Who would like to help Dr. Boli compile the reference book (or Web site) he has often wished he had but has never quite found? (Or who would like to point out the thing to him if it exists?)
What Dr. Boli wants is a glossary of universally misused words.
Some examples:
In the days when the essential furniture of every home included a piano (up to about thirty years ago), everyone knew what an “upright” piano was: one of those tall old pianos that lived in the basement. A piano technician would define an “upright” as any vertical piano more than 48 inches tall.
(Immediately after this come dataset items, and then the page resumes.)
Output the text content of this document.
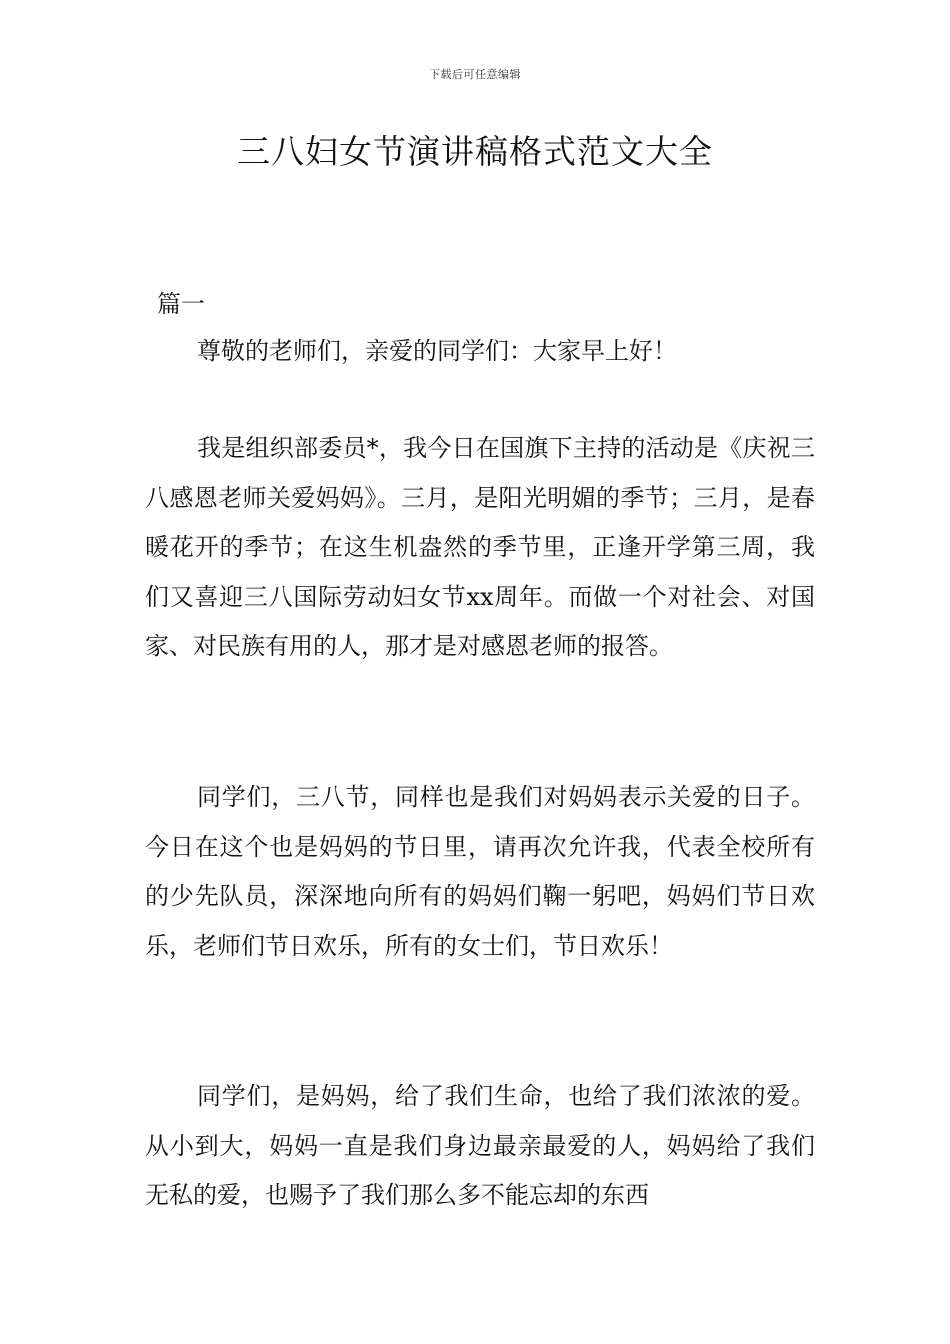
下载后可任意编辑
三八妇女节演讲稿格式范文大全
篇一

尊敬的老师们，亲爱的同学们：大家早上好！

我是组织部委员*，我今日在国旗下主持的活动是《庆祝三八感恩老师关爱妈妈》。三月，是阳光明媚的季节；三月，是春暖花开的季节；在这生机盎然的季节里，正逢开学第三周，我们又喜迎三八国际劳动妇女节xx周年。而做一个对社会、对国家、对民族有用的人，那才是对感恩老师的报答。

同学们，三八节，同样也是我们对妈妈表示关爱的日子。今日在这个也是妈妈的节日里，请再次允许我，代表全校所有的少先队员，深深地向所有的妈妈们鞠一躬吧，妈妈们节日欢乐，老师们节日欢乐，所有的女士们，节日欢乐！

同学们，是妈妈，给了我们生命，也给了我们浓浓的爱。从小到大，妈妈一直是我们身边最亲最爱的人，妈妈给了我们无私的爱，也赐予了我们那么多不能忘却的东西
After the Second World War, Americans bought almost exclusively those little spinet and console pianos whose bass strings were too short to make any sound other than indistinguishable rumbling noises, and they never called them “upright” pianos.
Now that no one except professional musicians actually wants a piano, the terminology has passed out of ordinary use. Non-musical Americans know that there was some sort of thing called an “upright piano,” but they assume that it means any vertical piano. If you search Craigslist (which has become Dr. Boli’s favorite linguistic research tool) for “upright piano,” you will find that a majority of the “upright” pianos are spinets and consoles. A piano technician will still make the distinction between uprights and smaller verticals, but in the real world the term “upright piano” has changed its meaning.
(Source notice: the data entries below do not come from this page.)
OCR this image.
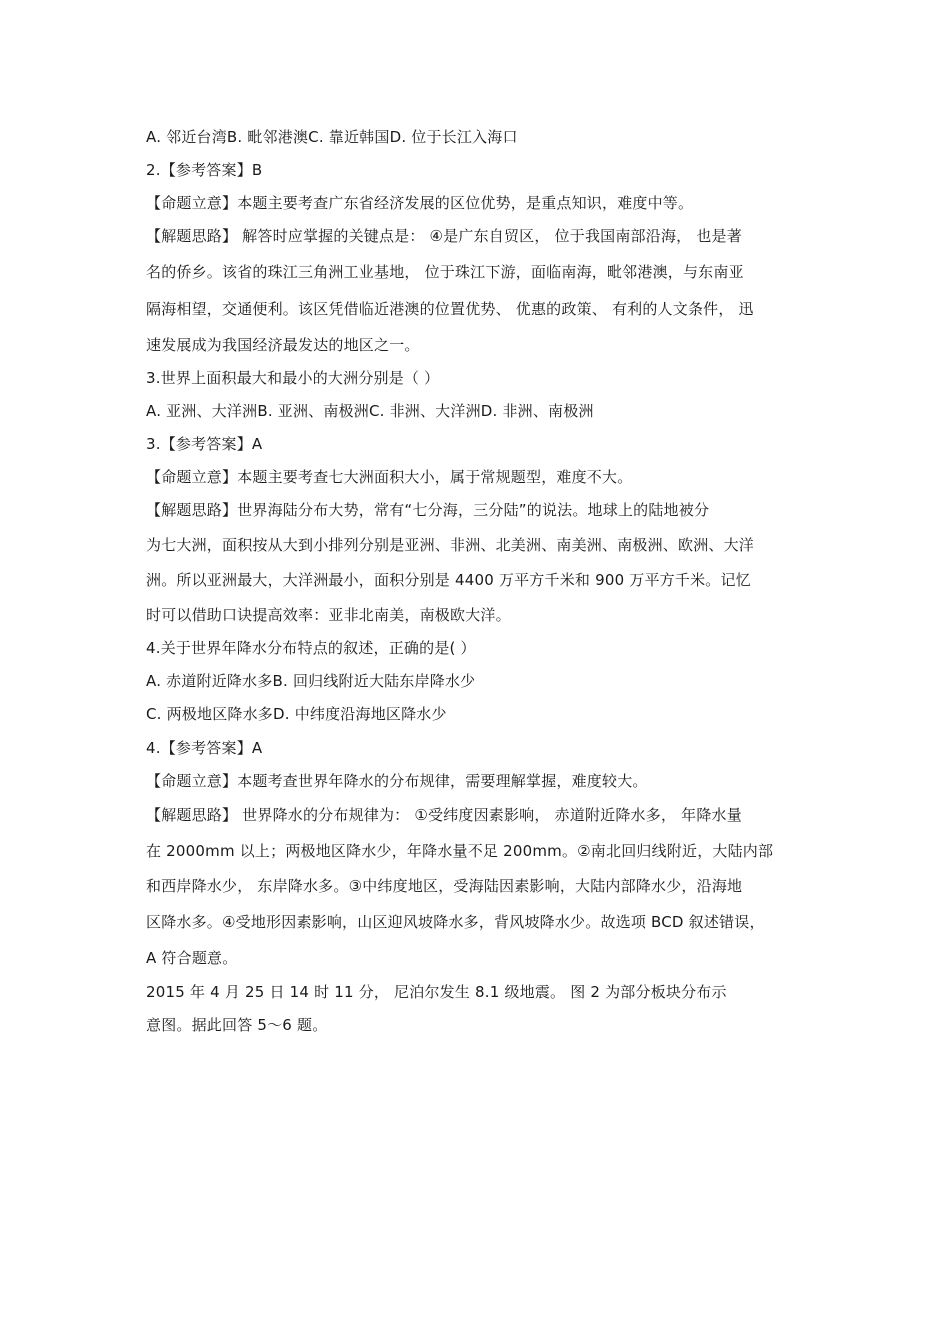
A. 邻近台湾B. 毗邻港澳C. 靠近韩国D. 位于长江入海口
2.【参考答案】B
【命题立意】本题主要考查广东省经济发展的区位优势，是重点知识，难度中等。
【解题思路】 解答时应掌握的关键点是： ④是广东自贸区， 位于我国南部沿海， 也是著
名的侨乡。该省的珠江三角洲工业基地， 位于珠江下游，面临南海，毗邻港澳，与东南亚
隔海相望，交通便利。该区凭借临近港澳的位置优势、 优惠的政策、 有利的人文条件， 迅
速发展成为我国经济最发达的地区之一。
3.世界上面积最大和最小的大洲分别是（ ）
A. 亚洲、大洋洲B. 亚洲、南极洲C. 非洲、大洋洲D. 非洲、南极洲
3.【参考答案】A
【命题立意】本题主要考查七大洲面积大小，属于常规题型，难度不大。
【解题思路】世界海陆分布大势，常有“七分海，三分陆”的说法。地球上的陆地被分
为七大洲，面积按从大到小排列分别是亚洲、非洲、北美洲、南美洲、南极洲、欧洲、大洋
洲。所以亚洲最大，大洋洲最小，面积分别是 4400 万平方千米和 900 万平方千米。记忆
时可以借助口诀提高效率：亚非北南美，南极欧大洋。
4.关于世界年降水分布特点的叙述，正确的是( ）
A. 赤道附近降水多B. 回归线附近大陆东岸降水少
C. 两极地区降水多D. 中纬度沿海地区降水少
4.【参考答案】A
【命题立意】本题考查世界年降水的分布规律，需要理解掌握，难度较大。
【解题思路】 世界降水的分布规律为： ①受纬度因素影响， 赤道附近降水多， 年降水量
在 2000mm 以上；两极地区降水少，年降水量不足 200mm。②南北回归线附近，大陆内部
和西岸降水少， 东岸降水多。③中纬度地区，受海陆因素影响，大陆内部降水少，沿海地
区降水多。④受地形因素影响，山区迎风坡降水多，背风坡降水少。故选项 BCD 叙述错误，
A 符合题意。
2015 年 4 月 25 日 14 时 11 分， 尼泊尔发生 8.1 级地震。 图 2 为部分板块分布示
意图。据此回答 5～6 题。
Photography has changed radically since digital cameras appeared (which was really only a decade ago for most people), and the names for the parts of a camera are changing, too. For example, the word for “lens” is now “zoom.” Dr. Boli first realized that as he puzzled over an advertisement for an antique folding camera that kept mentioning the “zoom.” For the minority who still talk about the “lens,” the word is plural; a single lens is a “len.”
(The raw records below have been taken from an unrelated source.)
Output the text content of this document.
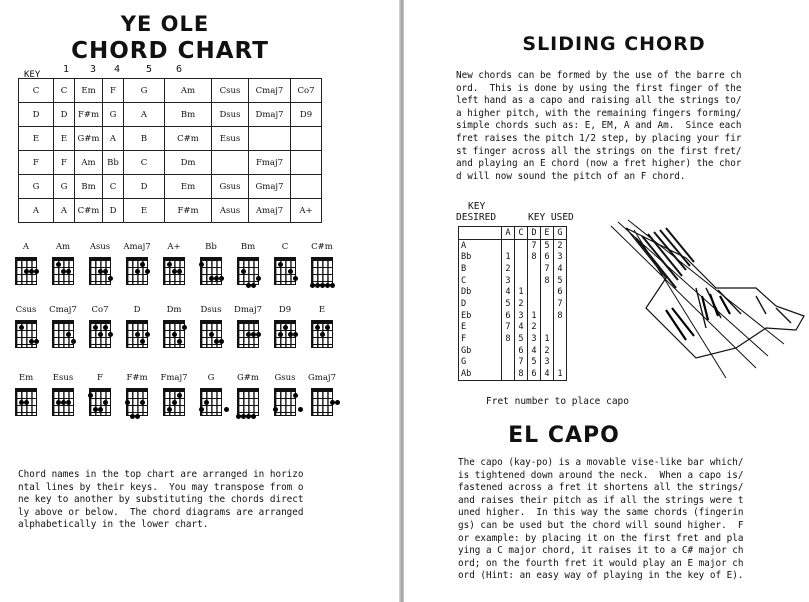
YE OLE
CHORD CHART
KEY 1 3 4	5 6
C	C	Em	F	G	Am	Csus	Cmaj7	Co7
D	D	F#m	G	A	Bm	Dsus	Dmaj7	D9
E	E	G#m	A	B	C#m	Esus		
F	F	Am	Bb	C	Dm		Fmaj7	
G	G	Bm	C	D	Em	Gsus	Gmaj7	
A	A	C#m	D	E	F#m	Asus	Amaj7	A+
A	Am	Asus	Amaj7	A+	Bb	Bm	C	C#m
Csus	Cmaj7	Co7	D	Dm	Dsus	Dmaj7	D9	E
Em	Esus	F	F#m	Fmaj7	G	G#m	Gsus	Gmaj7
Chord names in the top chart are arranged in horizo
ntal lines by their keys.  You may transpose from o
ne key to another by substituting the chords direct
ly above or below.  The chord diagrams are arranged
alphabetically in the lower chart.
SLIDING CHORD
New chords can be formed by the use of the barre ch
ord.  This is done by using the first finger of the
left hand as a capo and raising all the strings to/
a higher pitch, with the remaining fingers forming/
simple chords such as: E, EM, A and Am.  Since each
fret raises the pitch 1/2 step, by placing your fir
st finger across all the strings on the first fret/
and playing an E chord (now a fret higher) the chor
d will now sound the pitch of an F chord.
KEY
DESIRED	KEY USED
Fret number to place capo
EL CAPO
The capo (kay-po) is a movable vise-like bar which/
is tightened down around the neck.  When a capo is/
fastened across a fret it shortens all the strings/
and raises their pitch as if all the strings were t
uned higher.  In this way the same chords (fingerin
gs) can be used but the chord will sound higher.  F
or example: by placing it on the first fret and pla
ying a C major chord, it raises it to a C# major ch
ord; on the fourth fret it would play an E major ch
ord (Hint: an easy way of playing in the key of E).
	A	C	D	E	G
A			7	5	2
Bb	1		8	6	3
B	2			7	4
C	3			8	5
Db	4	1			6
D	5	2			7
Eb	6	3	1		8
E	7	4	2		
F	8	5	3	1	
Gb		6	4	2	
G		7	5	3	
Ab		8	6	4	1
Likewise, the word “shutter” used to mean the thing that opens momentarily to allow light to hit the film, but now it means the flap that automatically closes over the lens—or, rather, the zoom—to protect it when the camera is not in use.
There are many other examples. “Flaunt” almost universally means “flout.” “Penultimate” means “ultimate,” or perhaps “really ultimate.” No one can agree on what the past tense of “lie” is, but it is definitely not “lay.”
Dr. Boli is not as young as he used to be a century and a half ago, and the rapidly changing language sometimes leaves him baffled. It is as though everyone around him has suddenly begun to talk in West Frisian: the language is clearly very close to English, but not quite close enough for him to understand it accurately.
Thus the need for a glossary. Which words in modern American English are almost universally misused, and what do they mean when ordinary people misuse them? Together we can not only come up with an entertaining list, but in the process we may well be compiling something that has never been compiled before: a dictionary of the English of the future.